MTH 325: Discrete Structures for Computer Science 2
Guided Practice 13: Hamilton Paths
In the last lesson, we learned about Euler paths, which are paths in a graph that traverse all the edges of a graph exactly once. We can ask a similar question about whether there is a path in a graph that visits each vertex exactly once. That kind of path is called a Hamilton path. This lesson focuses on developing some rules for knowing whether Hamilton paths exist in a graph. This turns out to be a much harder problem than finding Euler paths! So we will be working toward 2-3 theoretical results that give some conditions under which Hamilton paths exist.
Please note that only some of this content is discussed in your text.
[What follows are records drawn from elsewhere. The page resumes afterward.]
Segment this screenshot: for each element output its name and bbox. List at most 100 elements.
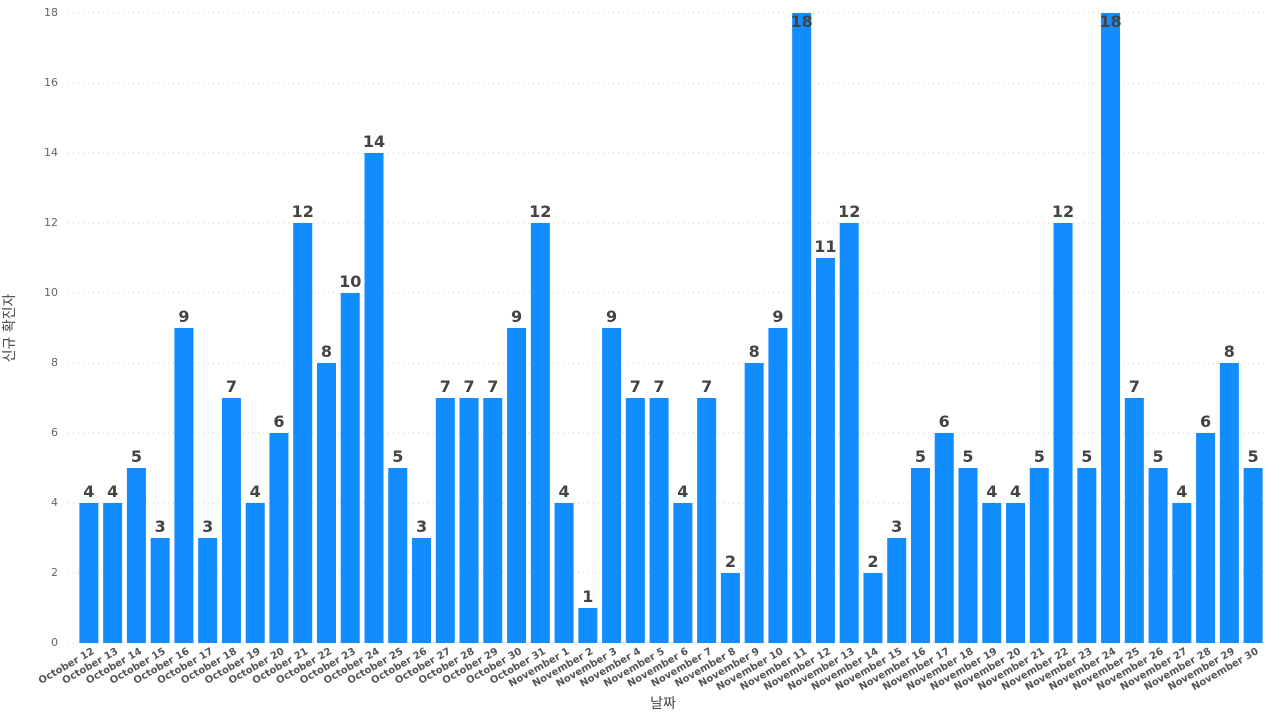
bar — [364, 153, 384, 643]
value-label: 3 — [202, 517, 213, 536]
y-tick-label: 0 — [51, 636, 58, 649]
bar — [245, 503, 265, 643]
bar — [720, 573, 740, 643]
bar — [815, 258, 835, 643]
value-label: 4 — [250, 482, 261, 501]
bar — [1029, 468, 1049, 643]
bar — [126, 468, 146, 643]
value-label: 11 — [814, 237, 836, 256]
bar — [839, 223, 859, 643]
value-label: 3 — [416, 517, 427, 536]
bar — [198, 538, 218, 643]
bar — [554, 503, 574, 643]
value-label: 9 — [178, 307, 189, 326]
bar — [792, 13, 812, 643]
value-label: 12 — [1052, 202, 1074, 221]
value-label: 9 — [606, 307, 617, 326]
value-label: 4 — [559, 482, 570, 501]
value-label: 7 — [487, 377, 498, 396]
value-label: 7 — [226, 377, 237, 396]
bar — [174, 328, 194, 643]
value-label: 9 — [511, 307, 522, 326]
y-tick-label: 8 — [51, 356, 58, 369]
value-label: 4 — [107, 482, 118, 501]
bar — [673, 503, 693, 643]
bar — [578, 608, 598, 643]
value-label: 9 — [772, 307, 783, 326]
bar — [435, 398, 455, 643]
value-label: 12 — [838, 202, 860, 221]
bar — [221, 398, 241, 643]
bar — [625, 398, 645, 643]
bar — [1148, 468, 1168, 643]
bar — [150, 538, 170, 643]
value-label: 7 — [1129, 377, 1140, 396]
bar — [388, 468, 408, 643]
bar — [103, 503, 123, 643]
value-label: 7 — [654, 377, 665, 396]
bar — [412, 538, 432, 643]
y-tick-label: 10 — [44, 286, 58, 299]
value-label: 5 — [1248, 447, 1259, 466]
bar — [316, 363, 336, 643]
bar — [744, 363, 764, 643]
y-tick-label: 4 — [51, 496, 58, 509]
y-tick-label: 16 — [44, 76, 58, 89]
bar — [910, 468, 930, 643]
value-label: 7 — [630, 377, 641, 396]
value-label: 6 — [273, 412, 284, 431]
value-label: 7 — [463, 377, 474, 396]
value-label: 18 — [1099, 12, 1121, 31]
value-label: 7 — [440, 377, 451, 396]
value-label: 12 — [529, 202, 551, 221]
bar — [958, 468, 978, 643]
value-label: 10 — [339, 272, 361, 291]
bar — [1101, 13, 1121, 643]
value-label: 14 — [363, 132, 385, 151]
bar — [697, 398, 717, 643]
y-tick-label: 14 — [44, 146, 58, 159]
value-label: 5 — [962, 447, 973, 466]
bar — [1243, 468, 1263, 643]
value-label: 2 — [867, 552, 878, 571]
bar — [1006, 503, 1026, 643]
value-label: 8 — [749, 342, 760, 361]
value-label: 4 — [677, 482, 688, 501]
bar — [1219, 363, 1239, 643]
bar — [1077, 468, 1097, 643]
bar — [507, 328, 527, 643]
y-tick-label: 12 — [44, 216, 58, 229]
bar — [340, 293, 360, 643]
bar — [459, 398, 479, 643]
value-label: 5 — [131, 447, 142, 466]
bar — [768, 328, 788, 643]
bar — [1053, 223, 1073, 643]
y-tick-label: 2 — [51, 566, 58, 579]
value-label: 18 — [791, 12, 813, 31]
value-label: 6 — [939, 412, 950, 431]
value-label: 2 — [725, 552, 736, 571]
bar — [530, 223, 550, 643]
y-axis-label: 신규 확진자 — [2, 293, 18, 362]
bar — [934, 433, 954, 643]
bar — [1196, 433, 1216, 643]
bar — [982, 503, 1002, 643]
x-axis-label: 날짜 — [650, 696, 676, 712]
value-label: 1 — [582, 587, 593, 606]
value-label: 4 — [83, 482, 94, 501]
value-label: 5 — [392, 447, 403, 466]
value-label: 5 — [1034, 447, 1045, 466]
value-label: 8 — [1224, 342, 1235, 361]
value-label: 8 — [321, 342, 332, 361]
y-tick-label: 6 — [51, 426, 58, 439]
value-label: 5 — [915, 447, 926, 466]
value-label: 3 — [891, 517, 902, 536]
value-label: 4 — [1010, 482, 1021, 501]
bar — [269, 433, 289, 643]
value-label: 4 — [1176, 482, 1187, 501]
value-label: 5 — [1153, 447, 1164, 466]
value-label: 7 — [701, 377, 712, 396]
bar — [293, 223, 313, 643]
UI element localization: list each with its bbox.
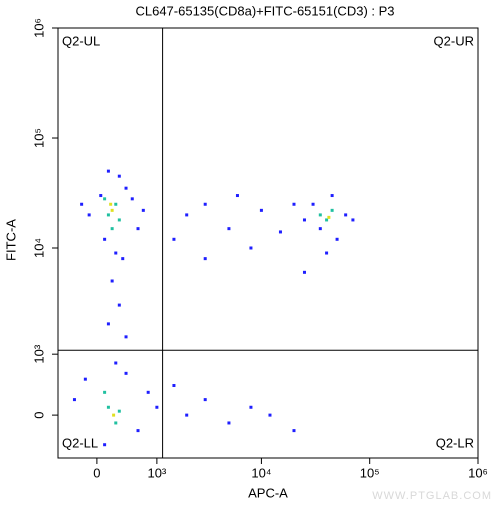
event-dot <box>114 421 118 425</box>
event-dot <box>114 202 118 206</box>
event-dot <box>106 213 110 217</box>
x-axis-label: APC-A <box>248 485 288 500</box>
event-dot <box>117 174 121 178</box>
event-dot <box>103 390 107 394</box>
event-dot <box>106 405 110 409</box>
event-dot <box>203 257 207 261</box>
event-dot <box>80 202 84 206</box>
event-dot <box>110 208 114 212</box>
watermark: WWW.PTGLAB.COM <box>372 490 492 502</box>
y-axis-label: FITC-A <box>3 219 18 261</box>
y-tick-label: 10⁵ <box>31 128 46 148</box>
event-dot <box>302 218 306 222</box>
event-dot <box>268 413 272 417</box>
event-dot <box>227 421 231 425</box>
event-dot <box>185 213 189 217</box>
event-dot <box>292 202 296 206</box>
event-dot <box>172 237 176 241</box>
event-dot <box>155 405 159 409</box>
event-dot <box>330 194 334 198</box>
event-dot <box>318 227 322 231</box>
event-dot <box>103 197 107 201</box>
event-dot <box>344 213 348 217</box>
event-dot <box>325 251 329 255</box>
y-tick-label: 0 <box>31 411 46 418</box>
event-dot <box>227 227 231 231</box>
event-dot <box>185 413 189 417</box>
event-dot <box>109 202 113 206</box>
quadrant-label: Q2-LL <box>62 435 98 450</box>
quadrant-label: Q2-UL <box>62 33 100 48</box>
event-dot <box>235 194 239 198</box>
event-dot <box>249 246 253 250</box>
event-dot <box>292 429 296 433</box>
event-dot <box>99 194 103 198</box>
chart-title: CL647-65135(CD8a)+FITC-65151(CD3) : P3 <box>135 3 394 18</box>
event-dot <box>124 371 128 375</box>
event-dot <box>335 237 339 241</box>
quadrant-label: Q2-UR <box>434 33 474 48</box>
event-dot <box>259 208 263 212</box>
event-dot <box>325 218 329 222</box>
event-dot <box>136 227 140 231</box>
event-dot <box>117 218 121 222</box>
event-dot <box>249 405 253 409</box>
event-dot <box>121 257 125 261</box>
event-dot <box>141 208 145 212</box>
event-dot <box>203 398 207 402</box>
event-dot <box>103 443 107 447</box>
event-dot <box>327 215 331 219</box>
event-dot <box>203 202 207 206</box>
y-tick-label: 10³ <box>31 344 46 363</box>
event-dot <box>124 186 128 190</box>
event-dot <box>172 384 176 388</box>
event-dot <box>278 230 282 234</box>
event-dot <box>302 270 306 274</box>
x-tick-label: 10⁶ <box>468 465 488 480</box>
event-dot <box>117 409 121 413</box>
plot-frame <box>57 27 479 459</box>
event-dot <box>106 169 110 173</box>
event-dot <box>87 213 91 217</box>
event-dot <box>124 335 128 339</box>
event-dot <box>117 303 121 307</box>
x-tick-label: 10⁴ <box>251 465 271 480</box>
event-dot <box>351 218 355 222</box>
event-dot <box>72 398 76 402</box>
event-dot <box>130 197 134 201</box>
event-dot <box>114 361 118 365</box>
quadrant-label: Q2-LR <box>436 435 474 450</box>
event-dot <box>146 390 150 394</box>
y-tick-label: 10⁶ <box>31 18 46 38</box>
event-dot <box>103 237 107 241</box>
event-dot <box>330 208 334 212</box>
event-dot <box>318 213 322 217</box>
event-dot <box>110 227 114 231</box>
event-dot <box>114 251 118 255</box>
x-tick-label: 10⁵ <box>360 465 380 480</box>
event-dot <box>106 322 110 326</box>
event-dot <box>136 429 140 433</box>
y-tick-label: 10⁴ <box>31 238 46 258</box>
event-dot <box>112 413 116 417</box>
event-dot <box>83 377 87 381</box>
x-tick-label: 0 <box>93 465 100 480</box>
x-tick-label: 10³ <box>147 465 166 480</box>
event-dot <box>110 279 114 283</box>
event-dot <box>311 202 315 206</box>
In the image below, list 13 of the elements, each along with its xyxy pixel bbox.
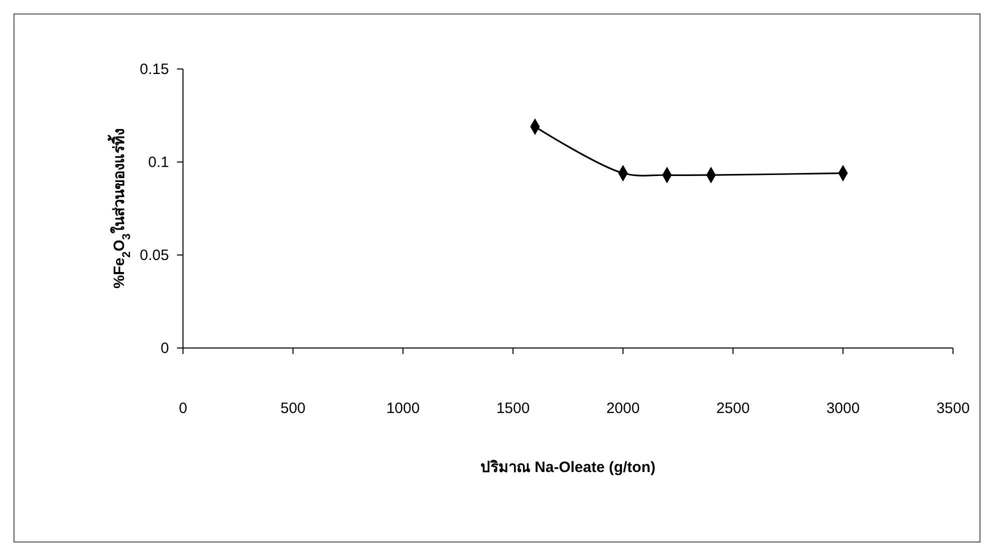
x-tick-label: 2500 — [716, 400, 750, 417]
x-tick-label: 3000 — [826, 400, 860, 417]
x-tick-label: 1000 — [386, 400, 420, 417]
x-tick-label: 2000 — [606, 400, 640, 417]
x-tick-label: 3500 — [936, 400, 970, 417]
x-tick-label: 500 — [280, 400, 306, 417]
y-tick-label: 0.1 — [148, 154, 169, 171]
x-axis-title: ปริมาณ Na-Oleate (g/ton) — [480, 458, 656, 476]
y-tick-label: 0.15 — [140, 61, 169, 78]
x-tick-label: 0 — [178, 400, 188, 417]
y-tick-label: 0.05 — [140, 247, 169, 264]
y-tick-label: 0 — [160, 340, 169, 357]
x-tick-label: 1500 — [496, 400, 530, 417]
The rest we will develop on our own.
BASIC objectives: These are the things you should be able to do, not necessarily perfectly but with some fluency, before you come to class.
- State the definition of an Hamilton path or circuit, and determine whether a given path or circuit meets the definition.
- Find a Hamilton path or circuit in a graph if one exists, and state it as a sequence of edges.
ADVANCED objectives: These are the things that we will work on during and after class.
- State and/or prove theoretical results on the existence of Hamilton paths.
- Apply the concept of Euler paths and circuits to practical problems about paths and networks.
Resources for learning
Reading: Read the very short sub-section in 4.4 about Hamilton paths.
Video: From Sarada Herke's YouTube channel:
- Hamilton graphs and problem set (8:28) The three problems at the end are ones we will examine in class.
All the exercises for this Guided Practice are found on the Google Form located at: https://goo.gl/9P2dX7
Submission and grading
Please submit the Google Form linked above no later than 11:59pm EDT on the date it is due. Please see the calendar for that date.
You will receive a Pass grade on the assignment if the form is submitted on time, each exercise has an answer, and each answer represents a good-faith effort to give a correct response. Blank exercises or responses that do not show effort (such as "I don't know" or "I couldn't figure this out") will result in a No Pass grade.